Now, the city’s de facto central bank wants to invite more banks to take part in the next stage of Project LionRock-Inthanon – real-world testing of the blockchain-backed digital currency in cross-border payments.

Colin Pou, executive director of financial infrastructure at HKMA, said as the project now was progressing to actual testing, he is confident that more banks from Hong Kong will join.

“The HKMA and the Bank of Thailand will select some real bilateral trades as part of our further testing [of the network] to look into how these payments and cross border fund transfers are done,” said Pou.
Currently, 10 banks from both Hong Kong and Thailand have been roped into the project. These include Krungsri, Siam Commercial Bank and Kasikorn from the Thai side. Hong Kong virtual bank operator Zhong An Technologies International is taking part, while HSBC is participating in both legs of the project.

Project LionRock-Inthanon was first unveiled by the two central banks in November 2019 during the Hong Kong Fintech week, taking forward a fintech collaboration between the two sides signed in May.
The goal of Project LionRock-Inthanon is to build a blockchain-backed “corridor network” to be co-managed by the two central banks, which will enable commercial banks to make cross-border payments using the sovereign digital currencies to settle bilateral trade for their corporate clients.
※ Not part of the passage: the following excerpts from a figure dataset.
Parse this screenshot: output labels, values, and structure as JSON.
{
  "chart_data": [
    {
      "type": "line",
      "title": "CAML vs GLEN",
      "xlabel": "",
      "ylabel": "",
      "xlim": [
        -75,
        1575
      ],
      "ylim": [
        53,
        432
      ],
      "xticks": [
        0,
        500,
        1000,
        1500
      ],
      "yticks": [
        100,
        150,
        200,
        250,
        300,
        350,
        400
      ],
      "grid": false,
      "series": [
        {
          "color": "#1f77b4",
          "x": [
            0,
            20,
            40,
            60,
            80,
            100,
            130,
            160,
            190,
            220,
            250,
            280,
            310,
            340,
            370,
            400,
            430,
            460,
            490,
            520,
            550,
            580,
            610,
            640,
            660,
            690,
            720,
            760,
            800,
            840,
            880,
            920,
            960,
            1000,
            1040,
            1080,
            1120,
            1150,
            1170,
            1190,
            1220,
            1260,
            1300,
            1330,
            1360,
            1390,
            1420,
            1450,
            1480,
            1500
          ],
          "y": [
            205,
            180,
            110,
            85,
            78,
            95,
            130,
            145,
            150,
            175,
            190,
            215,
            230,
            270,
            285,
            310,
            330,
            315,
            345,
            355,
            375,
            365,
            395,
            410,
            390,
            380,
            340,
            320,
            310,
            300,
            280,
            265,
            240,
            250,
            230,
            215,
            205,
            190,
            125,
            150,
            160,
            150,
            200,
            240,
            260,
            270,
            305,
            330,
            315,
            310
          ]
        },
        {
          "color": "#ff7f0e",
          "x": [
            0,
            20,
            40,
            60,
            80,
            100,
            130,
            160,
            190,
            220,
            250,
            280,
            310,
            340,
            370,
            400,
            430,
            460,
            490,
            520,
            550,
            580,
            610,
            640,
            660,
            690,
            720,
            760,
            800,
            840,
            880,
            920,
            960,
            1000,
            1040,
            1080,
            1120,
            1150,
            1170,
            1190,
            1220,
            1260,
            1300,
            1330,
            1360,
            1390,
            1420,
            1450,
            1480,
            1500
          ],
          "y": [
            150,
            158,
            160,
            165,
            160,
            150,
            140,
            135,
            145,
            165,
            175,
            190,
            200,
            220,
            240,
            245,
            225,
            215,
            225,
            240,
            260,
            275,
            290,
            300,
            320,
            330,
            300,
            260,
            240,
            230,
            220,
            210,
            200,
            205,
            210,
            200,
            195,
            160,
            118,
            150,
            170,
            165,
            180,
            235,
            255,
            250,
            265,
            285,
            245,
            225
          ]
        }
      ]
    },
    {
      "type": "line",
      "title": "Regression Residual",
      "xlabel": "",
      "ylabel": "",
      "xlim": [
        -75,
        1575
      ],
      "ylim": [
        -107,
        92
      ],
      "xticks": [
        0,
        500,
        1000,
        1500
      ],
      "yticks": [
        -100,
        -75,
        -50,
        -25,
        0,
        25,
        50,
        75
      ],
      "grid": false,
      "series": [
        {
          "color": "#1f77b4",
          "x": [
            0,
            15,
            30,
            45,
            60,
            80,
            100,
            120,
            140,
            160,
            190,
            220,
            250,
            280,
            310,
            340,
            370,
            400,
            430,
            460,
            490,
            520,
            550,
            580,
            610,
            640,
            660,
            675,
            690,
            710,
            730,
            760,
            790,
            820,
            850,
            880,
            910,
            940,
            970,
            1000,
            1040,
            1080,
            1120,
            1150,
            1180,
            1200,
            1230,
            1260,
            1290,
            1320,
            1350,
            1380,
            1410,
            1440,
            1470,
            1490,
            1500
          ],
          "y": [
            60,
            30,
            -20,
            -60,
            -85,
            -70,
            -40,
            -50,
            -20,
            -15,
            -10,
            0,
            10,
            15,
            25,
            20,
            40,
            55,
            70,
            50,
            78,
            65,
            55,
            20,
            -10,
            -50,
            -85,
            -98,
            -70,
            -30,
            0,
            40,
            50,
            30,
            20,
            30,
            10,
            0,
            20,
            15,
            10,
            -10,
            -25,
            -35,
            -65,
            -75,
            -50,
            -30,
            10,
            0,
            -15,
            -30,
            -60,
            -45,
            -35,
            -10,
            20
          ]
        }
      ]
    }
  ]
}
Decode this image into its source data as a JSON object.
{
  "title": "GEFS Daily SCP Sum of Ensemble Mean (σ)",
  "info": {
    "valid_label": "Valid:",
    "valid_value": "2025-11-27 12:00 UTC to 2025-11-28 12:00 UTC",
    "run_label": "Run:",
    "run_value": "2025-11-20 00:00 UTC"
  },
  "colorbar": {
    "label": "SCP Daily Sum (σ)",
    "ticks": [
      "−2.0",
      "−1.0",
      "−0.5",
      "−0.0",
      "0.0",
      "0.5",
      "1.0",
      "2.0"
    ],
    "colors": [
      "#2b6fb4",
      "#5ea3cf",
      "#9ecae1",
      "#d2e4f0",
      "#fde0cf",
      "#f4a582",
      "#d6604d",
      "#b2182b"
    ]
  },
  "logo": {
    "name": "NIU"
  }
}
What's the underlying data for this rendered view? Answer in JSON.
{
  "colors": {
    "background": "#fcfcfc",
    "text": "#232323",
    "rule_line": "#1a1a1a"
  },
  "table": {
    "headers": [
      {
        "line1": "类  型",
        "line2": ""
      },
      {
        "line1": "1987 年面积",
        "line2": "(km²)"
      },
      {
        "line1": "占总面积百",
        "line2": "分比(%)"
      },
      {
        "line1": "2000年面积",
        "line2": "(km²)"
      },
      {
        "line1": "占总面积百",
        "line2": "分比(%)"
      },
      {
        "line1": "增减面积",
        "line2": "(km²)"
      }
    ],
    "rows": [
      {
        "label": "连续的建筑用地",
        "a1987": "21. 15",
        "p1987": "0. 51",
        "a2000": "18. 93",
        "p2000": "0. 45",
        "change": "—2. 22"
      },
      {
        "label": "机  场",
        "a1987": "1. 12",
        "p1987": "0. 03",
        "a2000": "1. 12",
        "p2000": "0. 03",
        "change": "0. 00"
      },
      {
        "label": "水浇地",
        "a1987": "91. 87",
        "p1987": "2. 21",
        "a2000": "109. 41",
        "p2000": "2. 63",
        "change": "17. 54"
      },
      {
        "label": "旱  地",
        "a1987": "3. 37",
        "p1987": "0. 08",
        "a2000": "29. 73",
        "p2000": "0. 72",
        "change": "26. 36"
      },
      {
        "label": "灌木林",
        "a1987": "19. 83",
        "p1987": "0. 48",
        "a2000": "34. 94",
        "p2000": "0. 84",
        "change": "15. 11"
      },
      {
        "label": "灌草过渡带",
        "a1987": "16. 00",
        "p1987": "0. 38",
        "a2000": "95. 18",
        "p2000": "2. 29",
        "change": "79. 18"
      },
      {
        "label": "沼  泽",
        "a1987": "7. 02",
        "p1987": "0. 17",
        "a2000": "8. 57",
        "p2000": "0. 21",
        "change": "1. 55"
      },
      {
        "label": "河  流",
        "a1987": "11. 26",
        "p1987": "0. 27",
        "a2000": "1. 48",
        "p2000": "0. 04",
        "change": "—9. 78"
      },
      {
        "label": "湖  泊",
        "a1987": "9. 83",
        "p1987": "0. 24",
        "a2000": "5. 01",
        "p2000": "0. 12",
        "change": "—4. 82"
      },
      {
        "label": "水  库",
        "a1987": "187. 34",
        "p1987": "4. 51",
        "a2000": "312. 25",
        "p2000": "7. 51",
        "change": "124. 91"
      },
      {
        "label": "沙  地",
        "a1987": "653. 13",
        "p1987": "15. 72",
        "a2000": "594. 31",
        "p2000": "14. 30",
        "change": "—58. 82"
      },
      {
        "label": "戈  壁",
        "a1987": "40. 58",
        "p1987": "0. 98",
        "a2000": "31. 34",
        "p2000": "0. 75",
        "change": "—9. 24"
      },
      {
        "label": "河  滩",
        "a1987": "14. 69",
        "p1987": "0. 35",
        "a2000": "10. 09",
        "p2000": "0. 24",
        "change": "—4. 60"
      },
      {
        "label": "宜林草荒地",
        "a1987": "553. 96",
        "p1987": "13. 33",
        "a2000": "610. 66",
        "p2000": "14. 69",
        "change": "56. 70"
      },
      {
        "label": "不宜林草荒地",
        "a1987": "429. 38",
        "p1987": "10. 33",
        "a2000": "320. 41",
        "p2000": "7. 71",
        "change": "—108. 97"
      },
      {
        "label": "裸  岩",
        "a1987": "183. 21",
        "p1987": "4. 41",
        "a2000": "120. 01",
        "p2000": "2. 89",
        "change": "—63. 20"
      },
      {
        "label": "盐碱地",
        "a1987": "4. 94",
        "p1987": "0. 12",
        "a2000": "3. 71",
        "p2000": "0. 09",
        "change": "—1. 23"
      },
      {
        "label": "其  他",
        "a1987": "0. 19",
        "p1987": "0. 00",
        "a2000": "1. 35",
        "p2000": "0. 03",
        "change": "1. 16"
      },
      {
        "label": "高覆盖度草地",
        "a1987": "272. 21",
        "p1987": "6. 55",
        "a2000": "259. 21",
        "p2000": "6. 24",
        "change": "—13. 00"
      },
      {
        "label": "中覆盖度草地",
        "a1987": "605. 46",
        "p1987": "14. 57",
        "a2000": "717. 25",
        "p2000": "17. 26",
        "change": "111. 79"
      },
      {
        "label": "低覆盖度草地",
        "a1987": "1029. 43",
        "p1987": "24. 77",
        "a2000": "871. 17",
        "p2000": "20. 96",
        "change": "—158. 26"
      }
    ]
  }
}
Thailand-Hong Kong bilateral trade is expected to reach US$20 billion this year, up from US$19.6 billion in 2018.

No timetable was given for the launch of the digital currencies on Wednesday.

The aim of the two central banks’ respective sovereign digital currencies is to streamline the layers of banks that are traditionally involved in transferring funds and settling foreign exchange, which will ultimately help companies to save costs. Instead of going through several correspondent banks in between, a bank will now be able to directly transact with its Thai counterpart via the “corridor network”, helping their clients achieve real-time settlement and reduce settlement risks.

Under a two-tier issuing system, the HKMA will issue digital tokens to banks in exchange for Hong Kong dollars and similarly redeem the tokens for real currency.

While initially, the two central bank digital currencies will primarily be used to settle cross-border trade in Hong Kong dollars and Thai baht, the HKMA hopes to expand the network to include more currencies and invite more central banks to join the network.

Guillaume Rico, a director at Chappuis Halder & Co in charge of the consulting firm’s central bank digital currency practice, expects some of the city’s eight virtual banks to be particularly keen to join the project as their focus is primarily on servicing small to medium-sized enterprises.

“The holy grail for many virtual banks is the SME market, as they want to provide banking services to a market segment where traditional banks have failed,” said Rico.

Central bank digital currencies and blockchain are shaping the future of cross-border payments and these directly address the traditional cross-border payment difficulties faced by cash-strapped SMEs, he said, adding that virtual banks would be keen to provider faster banking services at competitive costs by taking part in the project.